As of March 2024, the station broadcasts to a weekly audience of 12,000, according to RAJAR.

== History ==

The station launched as Dee 106.3 on 1 March 2003 from its original studios at Chantry Court in Chester.

In June 2009, the station's owners purchased neighbouring local radio station Silk 106.9, based in Macclesfield.

In March 2013, Dee 106.3 launched a second station, Dee on DAB, on the MuxCo DAB digital radio multiplex serving North East Wales and West Cheshire. The service later became a full-time simulcast of the main Dee Radio service.

In January 2020, the station rebranded as Dee Radio, de-emphasising its FM frequency and reflecting its availability across both FM and digital radio platforms.

== Programming ==

All of Dee Radio's programming is produced and broadcast from its Chester studios. Live programming airs from 6am to 7pm on weekdays, 8am to 6pm on Saturdays and 10am to 2pm on Sundays. Other output is voice-tracked or automated.

The station's presenters include Gavin Matthews, Dave Phillips, Steve Lord, Ruth Anne Pollard, Darren Antrobus and Shane Pinnington.

=== News and sport ===

Dee Radio broadcasts hourly local news bulletins produced by Radio News Hub from 6am to 6pm on weekdays and 10am to 2pm at weekends. National bulletins from Sky News Radio are carried hourly at other times.

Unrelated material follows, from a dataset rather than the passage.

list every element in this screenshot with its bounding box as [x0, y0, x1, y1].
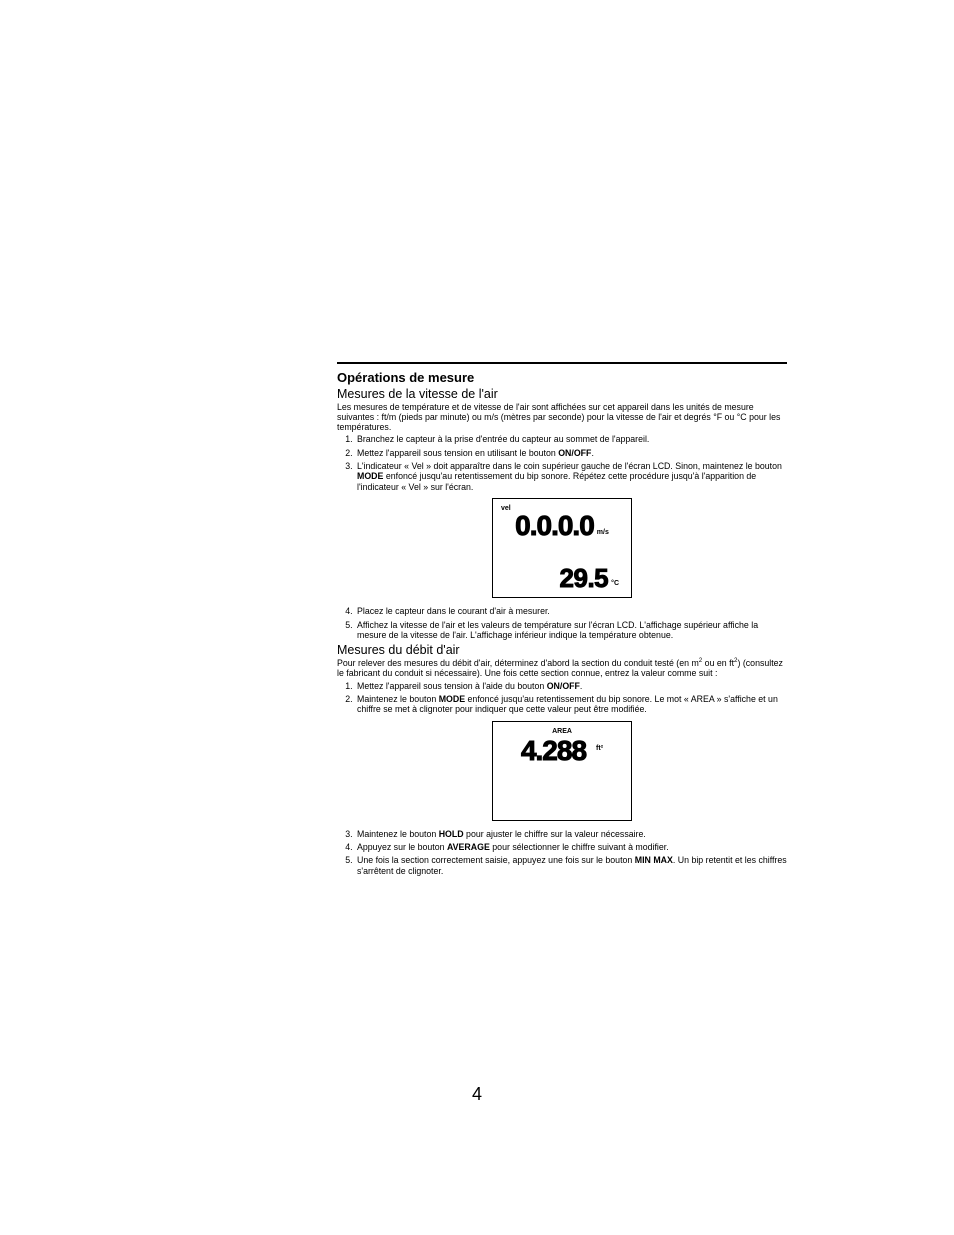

The station airs weekly sports programming on Friday evenings and Saturday afternoons, including regular coverage of Chester FC.

== Transmission ==

Dee Radio broadcasts on 106.3 MHz from a transmission site atop the Steam Mill building in Chester city centre.

The station is also available on DAB digital radio via the MuxCo North East Wales and West Cheshire multiplex, which is part-owned by Dee Radio.